Le chagrin de la mort

Thriller, fantasy/Éditions Ada, Collection Corbeau

Résumé :

Damian Ragellan reçoit la plus haute distinction militaire de l’armée. Il devient Arcaporal à dix-sept ans. Du jamais vu. Personne ne sait d’où provient son talent exceptionnel pour le combat.

Pas même lui.

Mais ça n’a plus d’importance. Dans une semaine, la cité qu’il a juré de protéger pourrait disparaître à jamais. Une maladie mortelle décime la population à une vitesse effarante. Les infectés connaissent leur destin : des larmes noires déchireront leur visage jusqu’aux os.

La moitié de la ville est déjà perdue, l’autre attend son tour dans l’incertitude. Seule une grande muraille coupant Roc-du-Cap en deux permet aux mieux nantis de survivre…

Le conseiller du roi croit que ce fléau n’a rien de naturel, qu’il serait plutôt le fruit d’un puissant maléfice. Dans la hâte, Damian reçoit sa première mission : dénicher un contre-sortilège et châtier d’une main de fer le ou les responsables de cette calamité.

Les derniers jours vous conduira dans une cité plongée dans le chaos, où la mort attend les imprudents à chaque coin de rue. La nuit profonde s’est déployée. Quelqu’un devra rallumer l’espoir. 

Avis de lecture

Déjà, j’aurais dû m’en douter. J’avais reçu un avertissement : ne commence pas ce livre sans avoir le second tome! Mal m’en prit, je n’ai pas écouté. Je l’ai dévoré. 

L’auteur ne perd pas de temps à nous plonger dans l’ambiance sombre et surréelle de Roc-du-Cap. La mission de Damian lui tombe dessus rapidement et il est, dès le départ, confronté à des gens qui n’ont rien à faire de son nouveau titre d’Arcaporal. J’ai en particulier en tête le conseiller du roi, un personnage qui m’a bien fait rire par son côté bourru et direct. Je n’ai pas pu m’empêcher de faire le parallèle avec Dominic qui ne passe pas par quatre chemins dans son livre Comment écrire plus pour nous pousser à nous donner à cent pour cent à l’écriture.

Les personnages sont tous très bien développés et j’ai aimé les voir évoluer dans un laps de temps si court. Au départ, j’ai trouvé Damian imbu de lui-même, trop sûr de lui, peu enclin à écouter les autres. Même si ces traits de caractère sont toujours présents dans les dernières pages, il est tout de même plus réfléchi. Quant à elle, la jeune Saya, effacée et obéissante au début, se révèle être une compagne prudente et qui, au fur et à mesure de l’aventure, sort de sa coquille. Les deux sont teintés d’une aura de mystère qui perdure jusqu’à la fin du tome.

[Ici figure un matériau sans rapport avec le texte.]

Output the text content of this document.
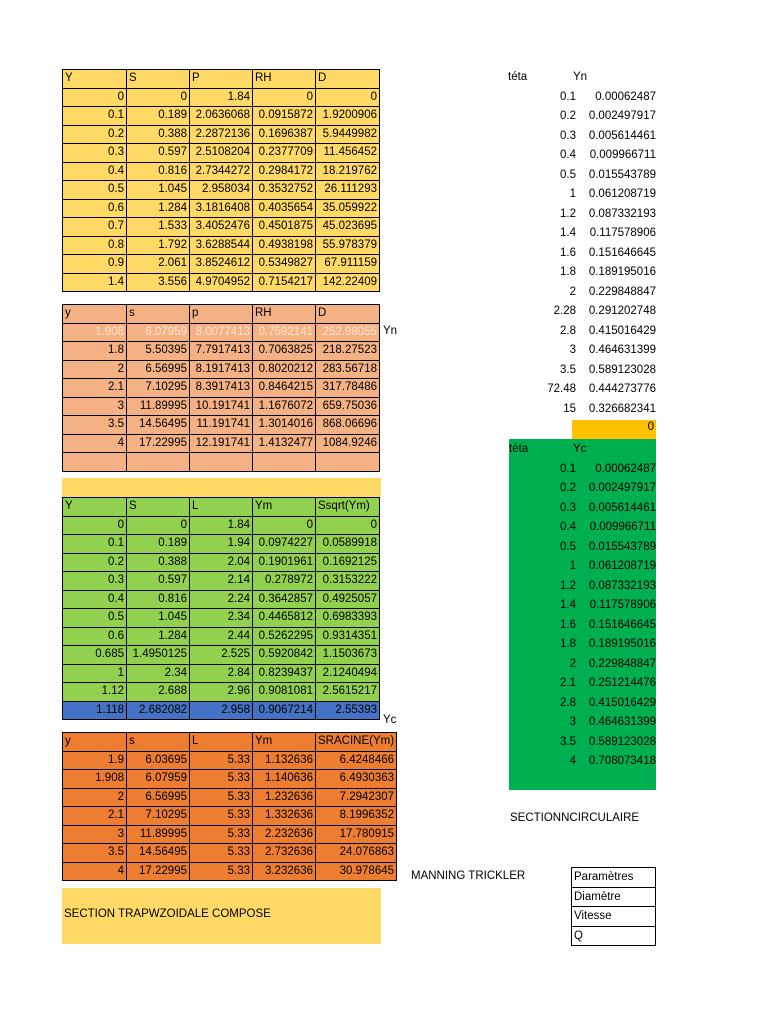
Y	S	P	RH	D
0	0	1.84	0	0
0.1	0.189	2.0636068	0.0915872	1.9200906
0.2	0.388	2.2872136	0.1696387	5.9449982
0.3	0.597	2.5108204	0.2377709	11.456452
0.4	0.816	2.7344272	0.2984172	18.219762
0.5	1.045	2.958034	0.3532752	26.111293
0.6	1.284	3.1816408	0.4035654	35.059922
0.7	1.533	3.4052476	0.4501875	45.023695
0.8	1.792	3.6288544	0.4938198	55.978379
0.9	2.061	3.8524612	0.5349827	67.911159
1.4	3.556	4.9704952	0.7154217	142.22409
y	s	p	RH	D
1.908	6.07959	8.0077413	0.7592141	252.98055
1.8	5.50395	7.7917413	0.7063825	218.27523
2	6.56995	8.1917413	0.8020212	283.56718
2.1	7.10295	8.3917413	0.8464215	317.78486
3	11.89995	10.191741	1.1676072	659.75036
3.5	14.56495	11.191741	1.3014016	868.06696
4	17.22995	12.191741	1.4132477	1084.9246

Yn
Y	S	L	Ym	Ssqrt(Ym)
0	0	1.84	0	0
0.1	0.189	1.94	0.0974227	0.0589918
0.2	0.388	2.04	0.1901961	0.1692125
0.3	0.597	2.14	0.278972	0.3153222
0.4	0.816	2.24	0.3642857	0.4925057
0.5	1.045	2.34	0.4465812	0.6983393
0.6	1.284	2.44	0.5262295	0.9314351
0.685	1.4950125	2.525	0.5920842	1.1503673
1	2.34	2.84	0.8239437	2.1240494
1.12	2.688	2.96	0.9081081	2.5615217
1.118	2.682082	2.958	0.9067214	2.55393
Yc
y	s	L	Ym	SRACINE(Ym)
1.9	6.03695	5.33	1.132636	6.4248466
1.908	6.07959	5.33	1.140636	6.4930363
2	6.56995	5.33	1.232636	7.2942307
2.1	7.10295	5.33	1.332636	8.1996352
3	11.89995	5.33	2.232636	17.780915
3.5	14.56495	5.33	2.732636	24.076863
4	17.22995	5.33	3.232636	30.978645
SECTION TRAPWZOIDALE COMPOSE
téta	Yn
0.1 0.00062487
0.2 0.002497917
0.3 0.005614461
0.4 0.009966711
0.5 0.015543789
1 0.061208719
1.2 0.087332193
1.4 0.117578906
1.6 0.151646645
1.8 0.189195016
2 0.229848847
2.28 0.291202748
2.8 0.415016429
3 0.464631399
3.5 0.589123028
72.48 0.444273776
15 0.326682341
0
téta	Yc
0.1 0.00062487
0.2 0.002497917
0.3 0.005614461
0.4 0.009966711
0.5 0.015543789
1 0.061208719
1.2 0.087332193
1.4 0.117578906
1.6 0.151646645
1.8 0.189195016
2 0.229848847
2.1 0.251214476
2.8 0.415016429
3 0.464631399
3.5 0.589123028
4 0.708073418
SECTIONNCIRCULAIRE
MANNING TRICKLER	Paramètres
Diamètre
Vitesse
Q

Une fois les protagonistes partis en mission, le roman se déroule sur une très courte période de temps. Au départ, j’étais réticente, mais j’ai vite changé d’avis. J’avais peur que l’histoire s’étire et que les rebondissements se fassent rares. Erreur. Dominic sème des éléments cruciaux tout au long de ces quelques heures et tient le lecteur en haleine. L’environnement est superbement décrit et il est facile de se représenter l’ambiance sombre qui règne dans la zone pauvre.

Je reviens à l’avertissement qui m’a été servi : j’aurais dû écouter! La fin est intense et en quelques pages, le lecteur est tout simplement sidéré. Et sans réponse. D’où l’utilité d’avoir en sa possession le tome 2 tout près, ou en chemin.